The server took my page out, because I was making too many requests to the MySQL database. Sure I was, I had Drupal modules showing recent comments, showing most visited posts, in fact showing too much real-time information.

From those days I've been trying to improve the performance of my server, the last effort I made was this configuration:

Client -> Varnish -> Nginx (serving static pages created by boost) -> Apache -> Drupal+boost

Actually, Varnish is not needed or Nginx is not needed here my analysis

Well, later I decided as some of the comments here suggests, that a blog is actually static content, and as thus there is no need of PHP or any other dynamic page creation.

I've moved to Jekyll + Nginx.

Guess what. Using the same testing tool, I've got 18+ millions possible hits per day I'm sure the server can do more, and with 128 MBytes of RAM.

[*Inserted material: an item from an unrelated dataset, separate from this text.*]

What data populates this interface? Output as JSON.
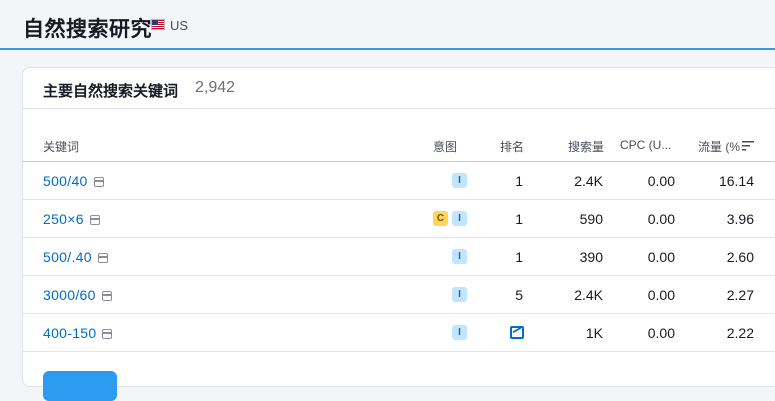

Here are some info about my server:

Nginx running on Linux, powered by Linode with RAM limited to 128 Mega Bytes.

What I've done was to run the same tool, from two different computers/account at the same time, agains the same site:

Here some pictures that show the test results:

Response times 1

web test response time

Response times 2

web test response time

Hit rate 1

web test hit rate

Hit rate 2

web test hit rate

Summary 1

web test summary

Summary 2

web test summary

As you can see, there are some few errors from the second test running, so it seems we are achieving the top of the server capacity.

Here is a screenshot of TOP command running during the tests:

htop screenshot

Off course running a dynamic blog have some advantages, as for example Infinite scroll, but on the other hand, running a static blog, has other advantages, and maybe security may be the most important.